Aquela poderia ser mais uma bela tarde no pequeno vilarejo dos Ipês, onde Tereza descia a ladeira enquanto observava o sol se por pintando o céu de laranja, vendo os altos ipês coloridos que quando olhados de cima pareciam alcançar os céus sustentando os balanços feitos com cordas e borrachas velhas onde as crianças se penduravam; mas acabou se distraindo ao ter uma longa conversa com a senhorita Olly, que depois de muito papo deu-lhe um belo pão caseiro para que consumisse com seu marido, Joaquim, que voltaria do trabalho apenas na manhã seguinte. Por fim, descia a bela rua escura com um sutil aperto em seu peito, não haviam cores nas árvores, nada brilhava mais no céu além do azul escuro e a imensa lua cheia.

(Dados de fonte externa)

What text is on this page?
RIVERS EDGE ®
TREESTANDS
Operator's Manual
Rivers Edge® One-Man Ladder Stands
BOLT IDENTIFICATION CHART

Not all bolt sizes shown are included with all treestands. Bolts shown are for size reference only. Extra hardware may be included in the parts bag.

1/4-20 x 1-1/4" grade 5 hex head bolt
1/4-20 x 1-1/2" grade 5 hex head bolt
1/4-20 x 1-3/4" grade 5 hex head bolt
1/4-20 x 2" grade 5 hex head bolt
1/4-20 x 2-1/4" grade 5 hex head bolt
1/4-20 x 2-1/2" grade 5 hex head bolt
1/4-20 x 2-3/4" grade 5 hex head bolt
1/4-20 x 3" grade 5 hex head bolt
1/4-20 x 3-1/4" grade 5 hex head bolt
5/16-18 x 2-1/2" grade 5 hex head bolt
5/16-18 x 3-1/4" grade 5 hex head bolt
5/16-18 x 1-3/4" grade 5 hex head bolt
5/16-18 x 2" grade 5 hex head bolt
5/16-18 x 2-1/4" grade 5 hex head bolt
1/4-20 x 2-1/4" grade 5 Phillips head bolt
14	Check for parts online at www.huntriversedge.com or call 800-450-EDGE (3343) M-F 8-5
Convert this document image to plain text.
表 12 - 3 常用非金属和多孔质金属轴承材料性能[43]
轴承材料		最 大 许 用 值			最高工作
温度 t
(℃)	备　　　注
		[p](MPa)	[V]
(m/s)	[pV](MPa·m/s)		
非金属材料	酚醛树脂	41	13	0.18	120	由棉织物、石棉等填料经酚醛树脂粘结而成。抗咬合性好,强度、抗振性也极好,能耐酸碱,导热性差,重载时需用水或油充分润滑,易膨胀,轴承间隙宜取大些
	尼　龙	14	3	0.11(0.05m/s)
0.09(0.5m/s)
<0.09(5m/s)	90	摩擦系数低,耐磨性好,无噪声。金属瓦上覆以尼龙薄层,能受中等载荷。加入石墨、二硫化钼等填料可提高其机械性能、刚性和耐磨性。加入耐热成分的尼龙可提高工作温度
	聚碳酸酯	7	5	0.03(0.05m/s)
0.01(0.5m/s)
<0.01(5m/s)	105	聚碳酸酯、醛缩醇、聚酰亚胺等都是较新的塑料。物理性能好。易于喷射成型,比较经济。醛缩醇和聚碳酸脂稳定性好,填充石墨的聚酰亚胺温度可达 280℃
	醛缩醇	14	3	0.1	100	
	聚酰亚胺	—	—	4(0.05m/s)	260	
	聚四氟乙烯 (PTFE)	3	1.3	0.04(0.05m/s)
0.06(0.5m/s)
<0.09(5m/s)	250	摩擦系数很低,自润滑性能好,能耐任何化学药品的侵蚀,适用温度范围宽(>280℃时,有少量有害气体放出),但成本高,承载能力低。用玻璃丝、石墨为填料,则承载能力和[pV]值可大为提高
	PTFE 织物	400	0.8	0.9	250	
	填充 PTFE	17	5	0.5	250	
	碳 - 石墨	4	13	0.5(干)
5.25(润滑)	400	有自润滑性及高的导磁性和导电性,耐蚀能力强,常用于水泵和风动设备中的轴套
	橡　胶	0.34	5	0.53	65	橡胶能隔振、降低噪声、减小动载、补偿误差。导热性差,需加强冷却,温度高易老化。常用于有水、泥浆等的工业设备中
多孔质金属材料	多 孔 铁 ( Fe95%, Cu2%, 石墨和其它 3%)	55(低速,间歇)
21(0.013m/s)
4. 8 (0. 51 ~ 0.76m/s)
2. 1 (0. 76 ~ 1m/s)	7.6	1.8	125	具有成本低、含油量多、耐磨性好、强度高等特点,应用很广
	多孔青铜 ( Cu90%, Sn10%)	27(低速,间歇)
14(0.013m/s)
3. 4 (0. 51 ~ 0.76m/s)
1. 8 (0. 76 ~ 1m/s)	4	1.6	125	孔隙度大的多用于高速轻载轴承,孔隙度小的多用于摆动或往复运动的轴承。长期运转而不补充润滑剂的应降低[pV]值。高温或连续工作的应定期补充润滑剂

Tratou de apressar o passo, passando rapidamente por todas as pequenas casas de madeira e estruturas para os animais que ali eram criados. Deu um pulo ao ouvir o relinchar de um dos cavalos criados na fazenda do senhor Agenor, a qual estava já há alguns metros de distância, mas logo riu de sua bobeira, engolindo o riso ao ouvir trotes extremamente próximos e o vulto branco passar ao seu lado, fazendo-a franzir o cenho e olhar para trás, encarando a escura e infinita ladeira vazia e silenciosa. Naquele momento, encontrava-se parada na grande rua de terra, encarando a escuridão ao seu redor e o cavalo que já estava muito distante. Agarrou a pequena medalha de Nossa Senhora de Aparecida que estava sempre pendurada em seu pescoço e voltou a caminhar, fazendo sua prece mentalmente e se arrependendo de não ter levado consigo um casaco pois o longo vestido vermelho que usava conseguira sustentar a brisa gelada que passou por ali.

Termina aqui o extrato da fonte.